What is the difference between a shadow API and a zombie API?

A shadow API was never in the official inventory — it's undiscovered. A zombie API was once documented and used but has been abandoned without being decommissioned — it's forgotten. Both are security risks, but they require different responses: shadow APIs need to be found and inventoried first; zombie APIs are already known and need a formal decommission process.

Why are shadow APIs a security risk?

Shadow APIs sit outside the security controls configured against the documented API surface. They're typically unmonitored (no alerting), unauthenticated (built for internal use, never hardened), untested against current threat patterns (especially legacy versions), and outside WAF and gateway policies. An attacker who finds a shadow endpoint is operating in a gap in the organization's defenses.

How do you find shadow APIs?

The most complete approach combines source code scanning (to find route definitions in repositories), traffic analysis (to find endpoints receiving requests that aren't in the documentation), API gateway and infrastructure config scanning (to find routes registered in gateways and load balancers), and network traffic analysis (for internal service-to-service calls). Running all four in parallel catches shadow APIs that would be missed by any single method.

What should you do when you find a shadow API?

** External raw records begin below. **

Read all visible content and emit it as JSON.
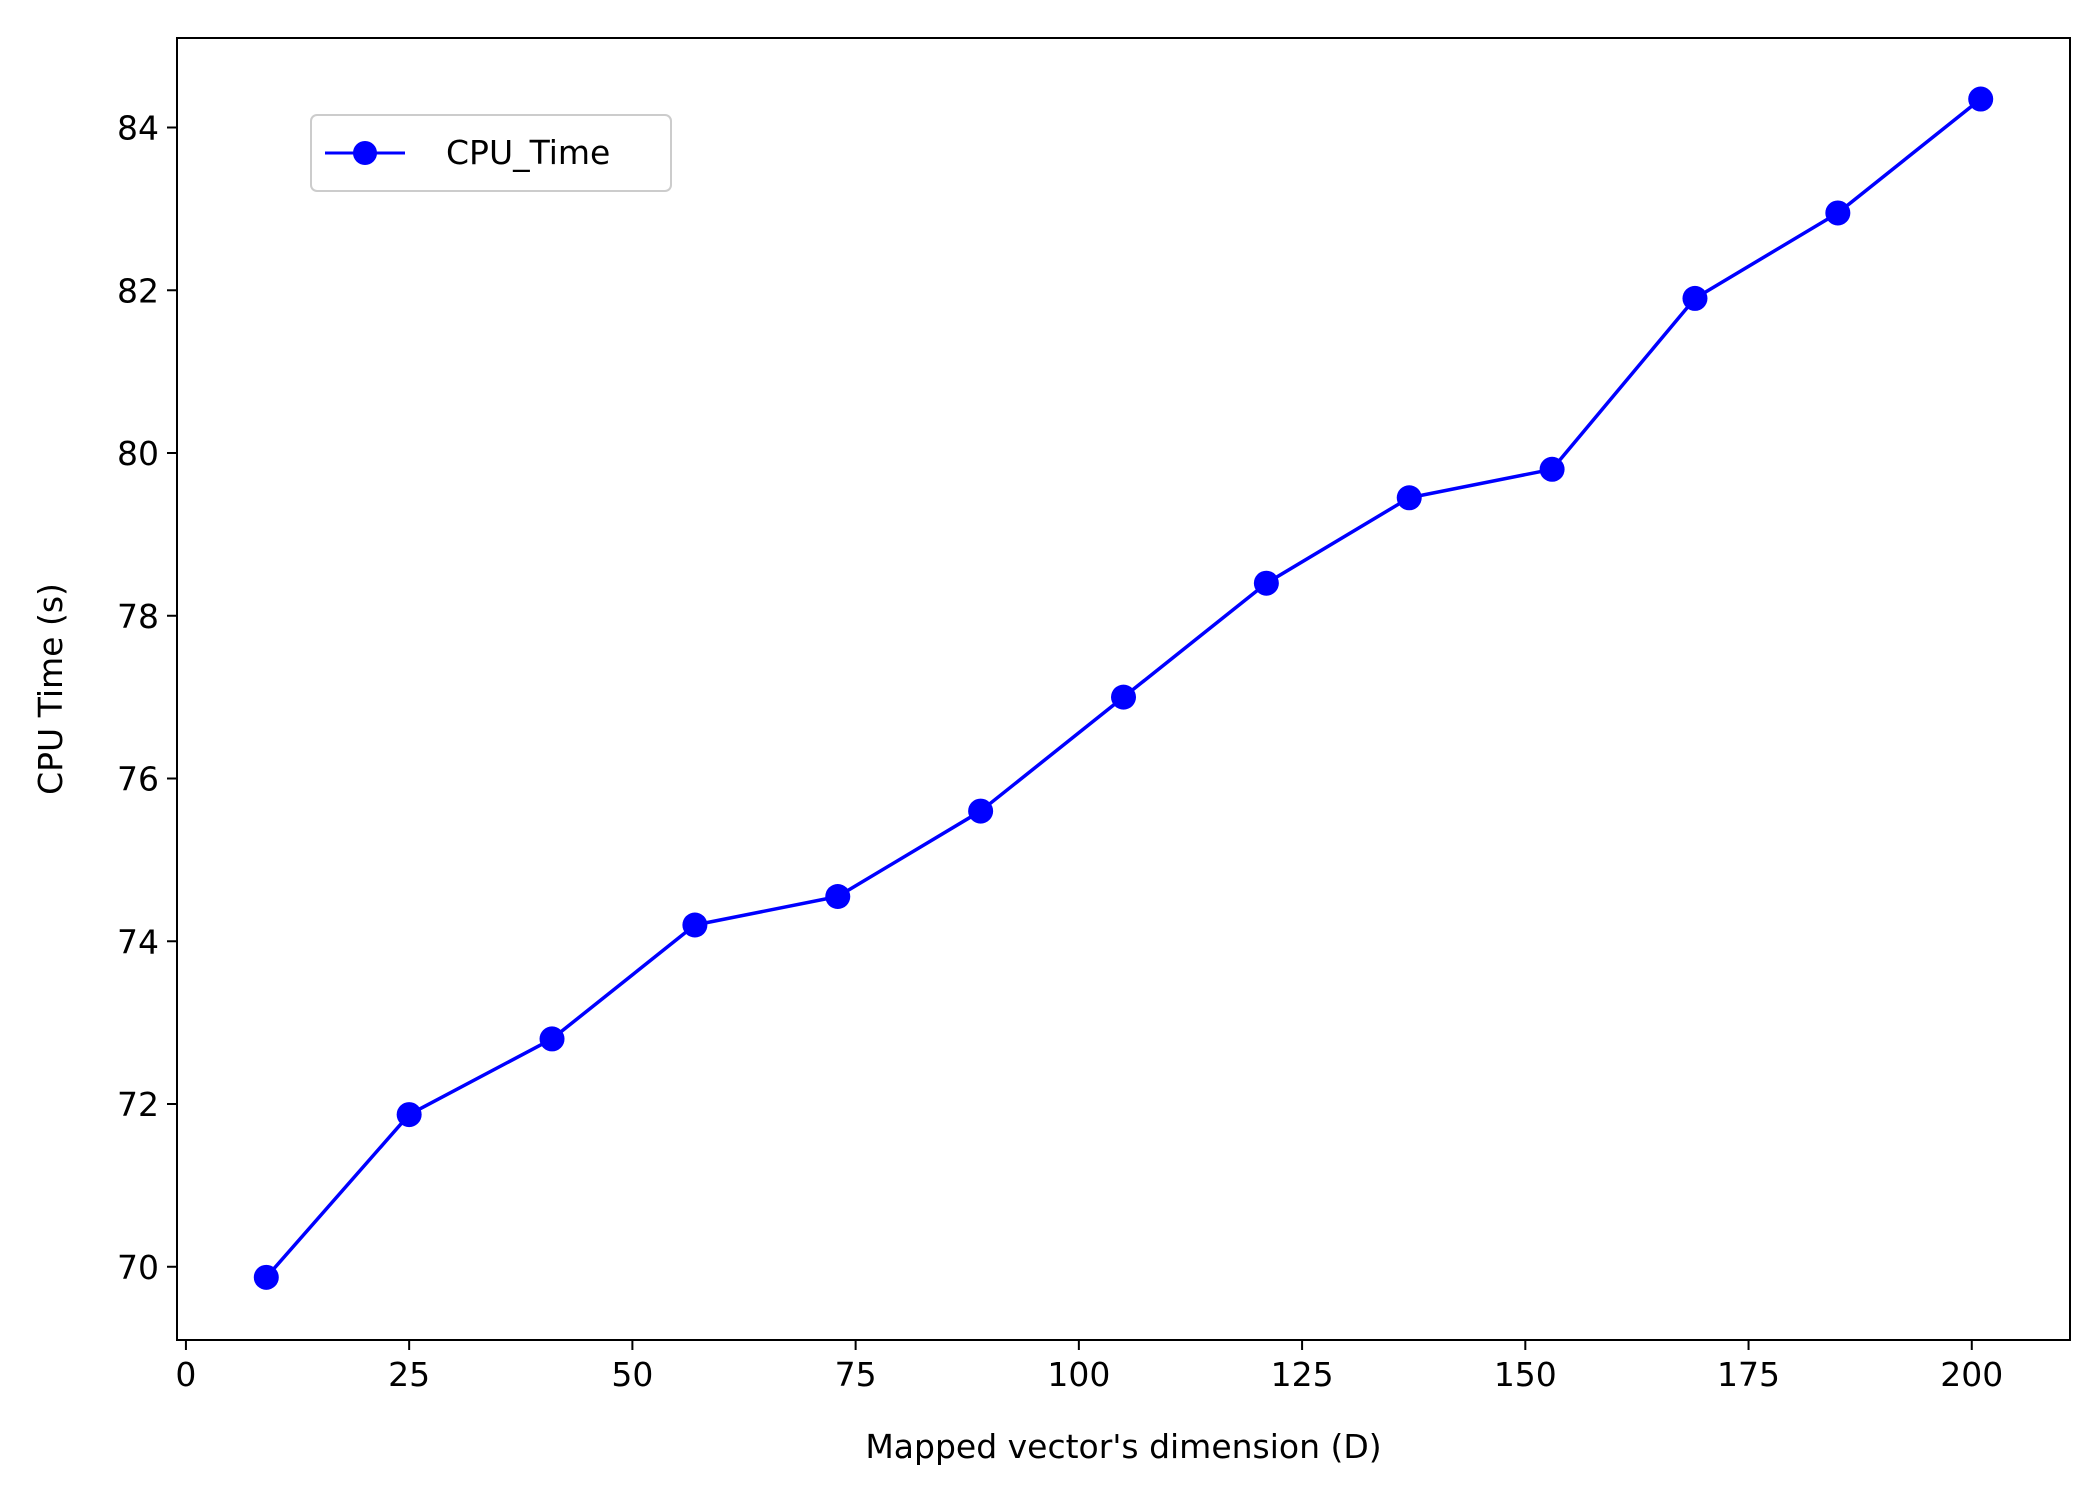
{
  "chart_data": {
    "type": "line",
    "xlabel": "Mapped vector's dimension (D)",
    "ylabel": "CPU Time (s)",
    "xlim": [
      -1,
      211
    ],
    "ylim": [
      69.1,
      85.1
    ],
    "xticks": [
      0,
      25,
      50,
      75,
      100,
      125,
      150,
      175,
      200
    ],
    "yticks": [
      70,
      72,
      74,
      76,
      78,
      80,
      82,
      84
    ],
    "grid": false,
    "legend_position": "top-left",
    "series": [
      {
        "name": "CPU_Time",
        "color": "#0000ff",
        "marker": "circle",
        "x": [
          9,
          25,
          41,
          57,
          73,
          89,
          105,
          121,
          137,
          153,
          169,
          185,
          201
        ],
        "y": [
          69.87,
          71.87,
          72.8,
          74.2,
          74.55,
          75.6,
          77.0,
          78.4,
          79.45,
          79.8,
          81.9,
          82.95,
          84.35
        ]
      }
    ]
  }
}
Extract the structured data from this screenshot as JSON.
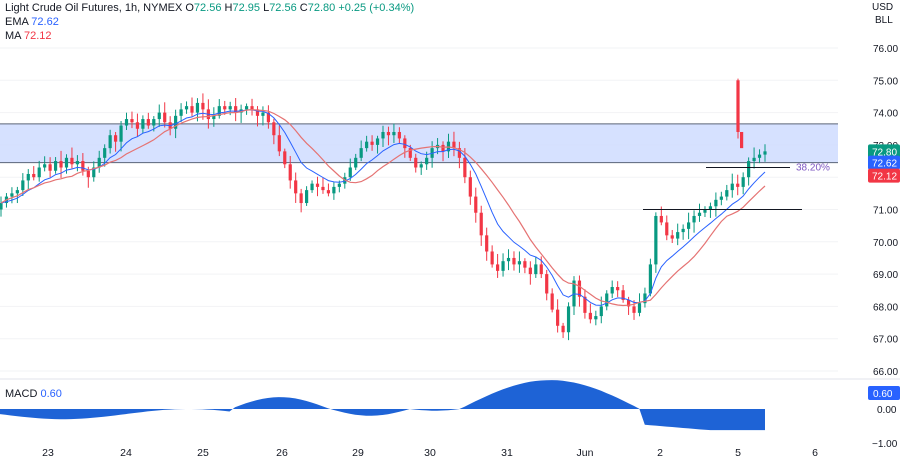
{
  "header": {
    "symbol": "Light Crude Oil Futures, 1h, NYMEX",
    "ohlc": {
      "o_label": "O",
      "o": "72.56",
      "h_label": "H",
      "h": "72.95",
      "l_label": "L",
      "l": "72.56",
      "c_label": "C",
      "c": "72.80",
      "change": "+0.25 (+0.34%)"
    },
    "ema_label": "EMA",
    "ema_value": "72.62",
    "ma_label": "MA",
    "ma_value": "72.12"
  },
  "units": {
    "currency": "USD",
    "unit": "BLL"
  },
  "colors": {
    "up": "#089981",
    "down": "#f23645",
    "ema": "#2962ff",
    "ma": "#e57373",
    "zone": "#cfdcff",
    "macd": "#1e63d6",
    "price_badge": "#089981",
    "ema_badge": "#2962ff",
    "ma_badge": "#f23645"
  },
  "price_axis": {
    "min": 66.0,
    "max": 76.0,
    "ticks": [
      "76.00",
      "75.00",
      "74.00",
      "73.00",
      "72.00",
      "71.00",
      "70.00",
      "69.00",
      "68.00",
      "67.00",
      "66.00"
    ]
  },
  "badges": {
    "price": "72.80",
    "ema": "72.62",
    "ma": "72.12"
  },
  "fib_label": "38.20%",
  "macd": {
    "label": "MACD",
    "value": "0.60",
    "badge": "0.60",
    "ticks": [
      "0.00",
      "−1.00"
    ]
  },
  "time_axis": {
    "labels": [
      "23",
      "24",
      "25",
      "26",
      "29",
      "30",
      "31",
      "Jun",
      "2",
      "5",
      "6"
    ]
  },
  "chart_data": {
    "type": "candlestick",
    "title": "Light Crude Oil Futures, 1h, NYMEX",
    "ylabel": "USD BLL",
    "ylim": [
      66,
      76
    ],
    "zone": [
      72.45,
      73.65
    ],
    "fib_level": {
      "label": "38.20%",
      "value": 72.3
    },
    "support_level": 71.0,
    "series": [
      {
        "name": "EMA",
        "last": 72.62
      },
      {
        "name": "MA",
        "last": 72.12
      },
      {
        "name": "MACD",
        "last": 0.6
      }
    ],
    "closes": [
      71.2,
      71.4,
      71.5,
      71.6,
      71.9,
      72.1,
      72.0,
      72.3,
      72.4,
      72.2,
      72.5,
      72.3,
      72.6,
      72.4,
      72.5,
      72.2,
      72.0,
      72.3,
      72.6,
      72.9,
      73.3,
      73.1,
      73.6,
      73.8,
      73.7,
      73.5,
      73.8,
      73.6,
      73.8,
      74.0,
      73.7,
      73.5,
      73.9,
      74.1,
      74.2,
      74.0,
      74.3,
      74.1,
      73.8,
      73.9,
      74.2,
      74.1,
      74.2,
      74.0,
      74.1,
      74.2,
      74.1,
      73.9,
      74.0,
      73.7,
      73.3,
      72.8,
      72.4,
      71.9,
      71.5,
      71.2,
      71.6,
      71.8,
      71.7,
      71.6,
      71.5,
      71.7,
      71.8,
      72.0,
      72.3,
      72.6,
      72.9,
      73.1,
      73.0,
      73.2,
      73.4,
      73.3,
      73.4,
      73.2,
      72.9,
      72.6,
      72.3,
      72.4,
      72.6,
      72.9,
      73.0,
      72.8,
      73.1,
      72.9,
      72.6,
      72.0,
      71.4,
      70.9,
      70.2,
      69.7,
      69.3,
      69.1,
      69.4,
      69.5,
      69.3,
      69.4,
      69.2,
      69.0,
      69.3,
      69.0,
      68.4,
      67.9,
      67.4,
      67.2,
      68.0,
      68.8,
      68.3,
      67.8,
      67.6,
      67.7,
      68.0,
      68.4,
      68.6,
      68.5,
      68.2,
      68.0,
      67.8,
      68.1,
      68.4,
      69.3,
      70.8,
      70.6,
      70.2,
      70.1,
      70.3,
      70.4,
      70.6,
      70.8,
      70.9,
      71.0,
      71.1,
      71.3,
      71.4,
      71.6,
      71.8,
      71.7,
      72.0,
      72.5,
      72.6,
      72.7,
      72.8
    ]
  }
}
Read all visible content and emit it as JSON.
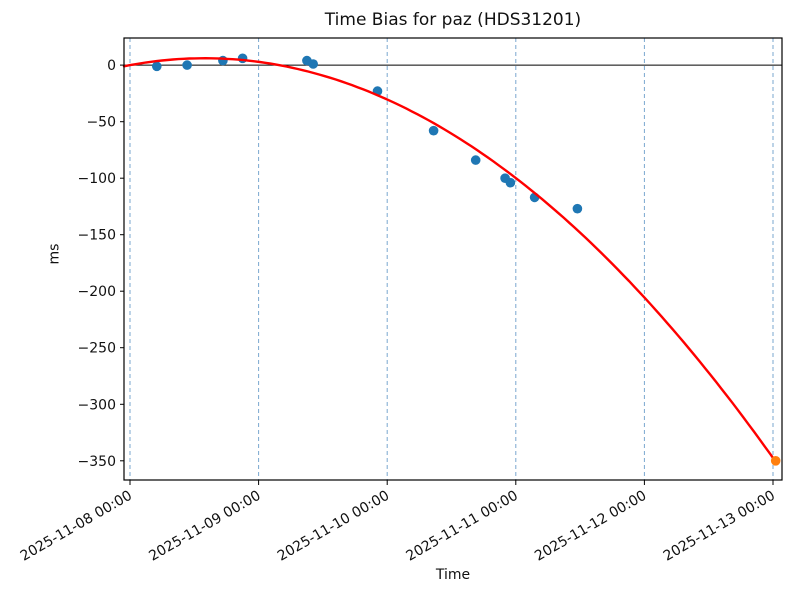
{
  "chart_data": {
    "type": "scatter",
    "title": "Time Bias for paz (HDS31201)",
    "xlabel": "Time",
    "ylabel": "ms",
    "legend": "none",
    "x_axis": {
      "tick_labels": [
        "2025-11-08 00:00",
        "2025-11-09 00:00",
        "2025-11-10 00:00",
        "2025-11-11 00:00",
        "2025-11-12 00:00",
        "2025-11-13 00:00"
      ],
      "tick_t_days": [
        0,
        1,
        2,
        3,
        4,
        5
      ],
      "xlim_t_days": [
        -0.047,
        5.07
      ],
      "tick_label_rotation_deg": 30,
      "grid": "vertical-dashed"
    },
    "y_axis": {
      "tick_labels": [
        "0",
        "−50",
        "−100",
        "−150",
        "−200",
        "−250",
        "−300",
        "−350"
      ],
      "tick_values": [
        0,
        -50,
        -100,
        -150,
        -200,
        -250,
        -300,
        -350
      ],
      "ylim": [
        -367,
        24
      ],
      "grid": "off"
    },
    "zero_line": true,
    "series": [
      {
        "name": "measurements",
        "type": "scatter",
        "color": "#1f77b4",
        "points": [
          {
            "time": "2025-11-08 05:00",
            "t_days": 0.208,
            "ms": -1
          },
          {
            "time": "2025-11-08 10:40",
            "t_days": 0.444,
            "ms": 0
          },
          {
            "time": "2025-11-08 17:20",
            "t_days": 0.722,
            "ms": 4
          },
          {
            "time": "2025-11-08 21:00",
            "t_days": 0.875,
            "ms": 6
          },
          {
            "time": "2025-11-09 09:00",
            "t_days": 1.375,
            "ms": 4
          },
          {
            "time": "2025-11-09 10:10",
            "t_days": 1.424,
            "ms": 1
          },
          {
            "time": "2025-11-09 22:10",
            "t_days": 1.924,
            "ms": -23
          },
          {
            "time": "2025-11-10 08:40",
            "t_days": 2.361,
            "ms": -58
          },
          {
            "time": "2025-11-10 16:30",
            "t_days": 2.688,
            "ms": -84
          },
          {
            "time": "2025-11-10 22:00",
            "t_days": 2.917,
            "ms": -100
          },
          {
            "time": "2025-11-10 23:00",
            "t_days": 2.958,
            "ms": -104
          },
          {
            "time": "2025-11-11 03:30",
            "t_days": 3.146,
            "ms": -117
          },
          {
            "time": "2025-11-11 11:30",
            "t_days": 3.479,
            "ms": -127
          }
        ]
      },
      {
        "name": "quadratic-fit",
        "type": "line",
        "color": "#ff0000",
        "poly_coeffs_c0_c1_c2": [
          0,
          21,
          -18.1
        ],
        "t_range": [
          -0.047,
          5.021
        ],
        "fit_values_at_day_ticks": [
          0,
          2.9,
          -30.4,
          -99.9,
          -205.6,
          -347.5
        ]
      },
      {
        "name": "extrapolated-point",
        "type": "scatter",
        "color": "#ff7f0e",
        "points": [
          {
            "time": "2025-11-13 00:30",
            "t_days": 5.021,
            "ms": -350
          }
        ]
      }
    ],
    "colors": {
      "grid": "#7aa7cf",
      "spine": "#000000",
      "zero_line": "#000000",
      "text": "#111111"
    }
  }
}
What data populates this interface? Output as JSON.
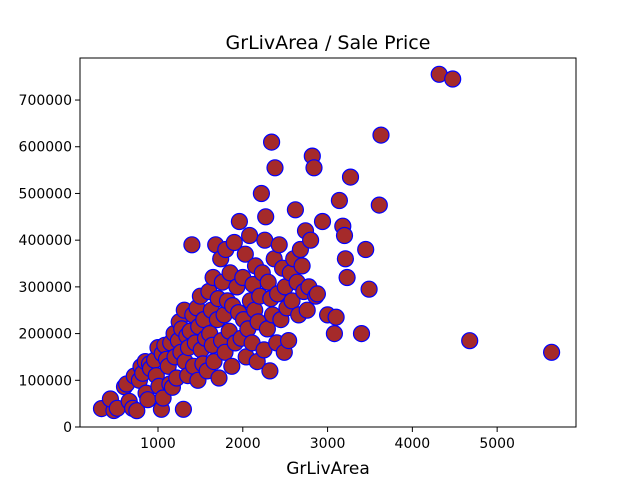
{
  "chart_data": {
    "type": "scatter",
    "title": "GrLivArea / Sale Price",
    "xlabel": "GrLivArea",
    "ylabel": "",
    "xlim": [
      80,
      5930
    ],
    "ylim": [
      0,
      790000
    ],
    "xticks": [
      1000,
      2000,
      3000,
      4000,
      5000
    ],
    "yticks": [
      0,
      100000,
      200000,
      300000,
      400000,
      500000,
      600000,
      700000
    ],
    "grid": false,
    "marker": {
      "fill": "#a52a2a",
      "edge": "#0000ff"
    },
    "points": [
      [
        334,
        39300
      ],
      [
        480,
        35311
      ],
      [
        438,
        60000
      ],
      [
        520,
        40000
      ],
      [
        605,
        86000
      ],
      [
        630,
        92000
      ],
      [
        660,
        55000
      ],
      [
        700,
        40000
      ],
      [
        720,
        109000
      ],
      [
        750,
        34900
      ],
      [
        780,
        100000
      ],
      [
        800,
        129000
      ],
      [
        820,
        115000
      ],
      [
        850,
        140000
      ],
      [
        860,
        72500
      ],
      [
        880,
        58500
      ],
      [
        900,
        135000
      ],
      [
        912,
        125000
      ],
      [
        960,
        143000
      ],
      [
        980,
        110000
      ],
      [
        1000,
        170000
      ],
      [
        1010,
        87000
      ],
      [
        1040,
        38000
      ],
      [
        1050,
        157000
      ],
      [
        1060,
        62000
      ],
      [
        1080,
        175000
      ],
      [
        1100,
        145000
      ],
      [
        1120,
        130000
      ],
      [
        1140,
        92000
      ],
      [
        1150,
        180000
      ],
      [
        1170,
        85000
      ],
      [
        1190,
        200000
      ],
      [
        1200,
        150000
      ],
      [
        1220,
        105000
      ],
      [
        1240,
        185000
      ],
      [
        1250,
        225000
      ],
      [
        1270,
        160000
      ],
      [
        1280,
        210000
      ],
      [
        1300,
        38000
      ],
      [
        1310,
        250000
      ],
      [
        1320,
        140000
      ],
      [
        1340,
        195000
      ],
      [
        1350,
        110000
      ],
      [
        1360,
        170000
      ],
      [
        1380,
        205000
      ],
      [
        1400,
        390000
      ],
      [
        1410,
        240000
      ],
      [
        1420,
        130000
      ],
      [
        1440,
        180000
      ],
      [
        1460,
        255000
      ],
      [
        1470,
        100000
      ],
      [
        1480,
        215000
      ],
      [
        1500,
        280000
      ],
      [
        1510,
        165000
      ],
      [
        1530,
        135000
      ],
      [
        1540,
        230000
      ],
      [
        1560,
        190000
      ],
      [
        1580,
        120000
      ],
      [
        1600,
        290000
      ],
      [
        1610,
        200000
      ],
      [
        1630,
        250000
      ],
      [
        1640,
        175000
      ],
      [
        1650,
        320000
      ],
      [
        1660,
        140000
      ],
      [
        1680,
        390000
      ],
      [
        1700,
        230000
      ],
      [
        1710,
        275000
      ],
      [
        1720,
        105000
      ],
      [
        1740,
        360000
      ],
      [
        1750,
        185000
      ],
      [
        1760,
        310000
      ],
      [
        1780,
        240000
      ],
      [
        1790,
        160000
      ],
      [
        1800,
        380000
      ],
      [
        1820,
        270000
      ],
      [
        1840,
        205000
      ],
      [
        1850,
        330000
      ],
      [
        1870,
        130000
      ],
      [
        1880,
        260000
      ],
      [
        1900,
        395000
      ],
      [
        1910,
        180000
      ],
      [
        1930,
        300000
      ],
      [
        1950,
        245000
      ],
      [
        1960,
        440000
      ],
      [
        1980,
        190000
      ],
      [
        2000,
        320000
      ],
      [
        2010,
        230000
      ],
      [
        2030,
        370000
      ],
      [
        2040,
        150000
      ],
      [
        2060,
        210000
      ],
      [
        2080,
        410000
      ],
      [
        2090,
        270000
      ],
      [
        2110,
        180000
      ],
      [
        2120,
        305000
      ],
      [
        2140,
        250000
      ],
      [
        2150,
        345000
      ],
      [
        2170,
        140000
      ],
      [
        2180,
        225000
      ],
      [
        2200,
        280000
      ],
      [
        2220,
        500000
      ],
      [
        2230,
        330000
      ],
      [
        2250,
        165000
      ],
      [
        2260,
        400000
      ],
      [
        2270,
        450000
      ],
      [
        2290,
        210000
      ],
      [
        2300,
        310000
      ],
      [
        2320,
        120000
      ],
      [
        2330,
        275000
      ],
      [
        2340,
        610000
      ],
      [
        2350,
        240000
      ],
      [
        2370,
        360000
      ],
      [
        2380,
        555000
      ],
      [
        2400,
        180000
      ],
      [
        2410,
        285000
      ],
      [
        2430,
        390000
      ],
      [
        2450,
        230000
      ],
      [
        2470,
        340000
      ],
      [
        2490,
        160000
      ],
      [
        2500,
        300000
      ],
      [
        2520,
        255000
      ],
      [
        2540,
        185000
      ],
      [
        2560,
        330000
      ],
      [
        2580,
        270000
      ],
      [
        2600,
        360000
      ],
      [
        2620,
        465000
      ],
      [
        2640,
        310000
      ],
      [
        2660,
        240000
      ],
      [
        2680,
        380000
      ],
      [
        2700,
        345000
      ],
      [
        2720,
        290000
      ],
      [
        2740,
        420000
      ],
      [
        2760,
        250000
      ],
      [
        2780,
        300000
      ],
      [
        2800,
        400000
      ],
      [
        2820,
        580000
      ],
      [
        2840,
        555000
      ],
      [
        2860,
        280000
      ],
      [
        2880,
        285000
      ],
      [
        2940,
        440000
      ],
      [
        3000,
        240000
      ],
      [
        3080,
        200000
      ],
      [
        3100,
        235000
      ],
      [
        3140,
        485000
      ],
      [
        3180,
        430000
      ],
      [
        3200,
        410000
      ],
      [
        3210,
        360000
      ],
      [
        3230,
        320000
      ],
      [
        3270,
        535000
      ],
      [
        3400,
        200000
      ],
      [
        3450,
        380000
      ],
      [
        3490,
        295000
      ],
      [
        3610,
        475000
      ],
      [
        3630,
        625000
      ],
      [
        4316,
        755000
      ],
      [
        4476,
        745000
      ],
      [
        4676,
        184750
      ],
      [
        5642,
        160000
      ]
    ]
  }
}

Triage by traffic and authentication status — actively used, unauthenticated endpoints are the highest priority. Identify ownership through git history or deployment logs. Apply authentication and rate limiting before adding to the official inventory. Register in the API catalog with full ownership metadata. Decommission endpoints that aren't needed, returning 410 Gone rather than silently deleting the route. Establish continuous discovery to prevent the inventory from drifting again.